Shallom Johnson is a contemporary dance artist, visual artist and freelance writer based in Vancouver BC. She holds a Bachelors of Fine Arts degree in Contemporary Dance from Simon Fraser University, and has been active in the Vancouver dance community as a choreographer, performer, and instructor since her graduation in 2004.

Shallom is interested in art in public spaces, site-specific performance, interdisciplinary collaboration, and community involvement. Her street-based artwork, performance and photography examines and documents who gets to make art, where it gets made, and where/how the creative process and product is viewed. In the future, she hopes to explore this theme further via new media and technologies, new methods of creation, collaboration and community engagement.

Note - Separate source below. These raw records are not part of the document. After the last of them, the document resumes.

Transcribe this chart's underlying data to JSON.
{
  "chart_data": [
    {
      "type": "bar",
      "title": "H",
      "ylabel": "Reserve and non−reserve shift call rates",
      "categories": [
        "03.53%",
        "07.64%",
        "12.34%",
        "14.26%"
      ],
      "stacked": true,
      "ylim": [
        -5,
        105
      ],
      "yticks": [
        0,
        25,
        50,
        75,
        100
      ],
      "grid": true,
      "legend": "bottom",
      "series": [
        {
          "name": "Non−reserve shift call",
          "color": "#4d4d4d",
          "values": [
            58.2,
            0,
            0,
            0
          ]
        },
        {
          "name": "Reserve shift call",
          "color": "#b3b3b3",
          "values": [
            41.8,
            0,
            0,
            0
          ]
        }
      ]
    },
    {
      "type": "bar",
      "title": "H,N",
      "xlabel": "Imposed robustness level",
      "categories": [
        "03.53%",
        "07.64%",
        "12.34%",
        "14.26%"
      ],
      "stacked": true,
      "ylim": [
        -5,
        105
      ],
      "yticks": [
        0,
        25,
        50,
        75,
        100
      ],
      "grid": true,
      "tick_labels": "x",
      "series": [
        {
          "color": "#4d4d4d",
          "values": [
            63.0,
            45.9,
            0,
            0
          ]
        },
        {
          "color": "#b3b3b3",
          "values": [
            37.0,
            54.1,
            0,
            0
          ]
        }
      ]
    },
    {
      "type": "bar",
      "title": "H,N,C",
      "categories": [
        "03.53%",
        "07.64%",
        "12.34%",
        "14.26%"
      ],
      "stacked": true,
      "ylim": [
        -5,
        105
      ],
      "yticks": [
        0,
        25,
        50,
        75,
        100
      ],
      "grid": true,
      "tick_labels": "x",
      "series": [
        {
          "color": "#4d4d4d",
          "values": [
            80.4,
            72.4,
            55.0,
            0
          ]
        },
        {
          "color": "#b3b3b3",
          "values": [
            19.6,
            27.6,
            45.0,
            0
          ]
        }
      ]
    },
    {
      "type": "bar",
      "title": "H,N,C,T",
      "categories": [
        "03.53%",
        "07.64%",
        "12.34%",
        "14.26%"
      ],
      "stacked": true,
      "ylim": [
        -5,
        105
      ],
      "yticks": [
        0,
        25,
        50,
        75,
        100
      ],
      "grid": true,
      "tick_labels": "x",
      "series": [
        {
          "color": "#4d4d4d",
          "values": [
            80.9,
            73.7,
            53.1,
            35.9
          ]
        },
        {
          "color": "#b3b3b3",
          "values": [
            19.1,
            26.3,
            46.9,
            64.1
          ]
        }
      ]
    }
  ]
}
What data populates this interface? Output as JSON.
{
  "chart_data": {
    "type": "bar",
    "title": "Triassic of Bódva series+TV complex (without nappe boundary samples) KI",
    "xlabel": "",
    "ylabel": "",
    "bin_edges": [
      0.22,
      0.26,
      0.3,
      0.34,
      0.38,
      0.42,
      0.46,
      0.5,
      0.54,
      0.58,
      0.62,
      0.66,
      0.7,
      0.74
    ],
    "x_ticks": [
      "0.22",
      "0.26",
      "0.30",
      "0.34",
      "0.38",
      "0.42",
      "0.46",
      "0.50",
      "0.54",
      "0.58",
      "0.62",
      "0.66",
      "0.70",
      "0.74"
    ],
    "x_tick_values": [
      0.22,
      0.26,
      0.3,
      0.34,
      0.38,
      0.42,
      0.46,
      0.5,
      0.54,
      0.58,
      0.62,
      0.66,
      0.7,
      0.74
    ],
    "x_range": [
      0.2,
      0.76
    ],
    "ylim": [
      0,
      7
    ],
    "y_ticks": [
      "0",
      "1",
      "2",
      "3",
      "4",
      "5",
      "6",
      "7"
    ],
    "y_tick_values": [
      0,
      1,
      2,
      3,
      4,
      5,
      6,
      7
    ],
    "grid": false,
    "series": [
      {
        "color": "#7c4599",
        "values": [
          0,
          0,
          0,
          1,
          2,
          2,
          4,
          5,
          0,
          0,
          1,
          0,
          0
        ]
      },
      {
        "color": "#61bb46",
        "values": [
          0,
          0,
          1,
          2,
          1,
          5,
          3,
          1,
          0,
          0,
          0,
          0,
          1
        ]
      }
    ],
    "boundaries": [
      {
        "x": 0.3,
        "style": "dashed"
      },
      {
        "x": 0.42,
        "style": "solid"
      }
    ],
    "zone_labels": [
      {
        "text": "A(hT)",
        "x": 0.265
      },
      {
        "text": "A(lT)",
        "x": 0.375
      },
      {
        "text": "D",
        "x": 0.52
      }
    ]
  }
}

Wednesday, February 6, 2008

Frozen in Grand Central Station



This is so cool. We should try something like this in Vancouver.

Well, we do flashmobbing here in the form of mobile clubbing (courtesy of Foolish Operations)... but nothing on this scale. This is amazing. Look at the confused faces! lololol

It would be hard to freeze for that long. I'd get sore. better pick an easy position or you'd regret it...lol

This was organized by a group called Improv Everywhere

4 comments:

Anonymous said...

I saw this video posted on www.woostercollective.com

In-terms of vancouver...waterfront station might be a good location for something to this effect.
Busy enough anyways.

shallomj said...

Yeah that's a good idea. If I get enough people together, you in?

Melanie Kuxdorf said...

that is so beautiful, i loved it! i'm in.

shallomj said...

Yay Mel! I talked with Julie from Foolish Operations and we are going to try and at least get another couple of mobile clubbing events happening soon. I don't know if we can pull off something of this grandeur and scope, we'd need a ton of people and a good location and good timing. But we'll see - never say never, right?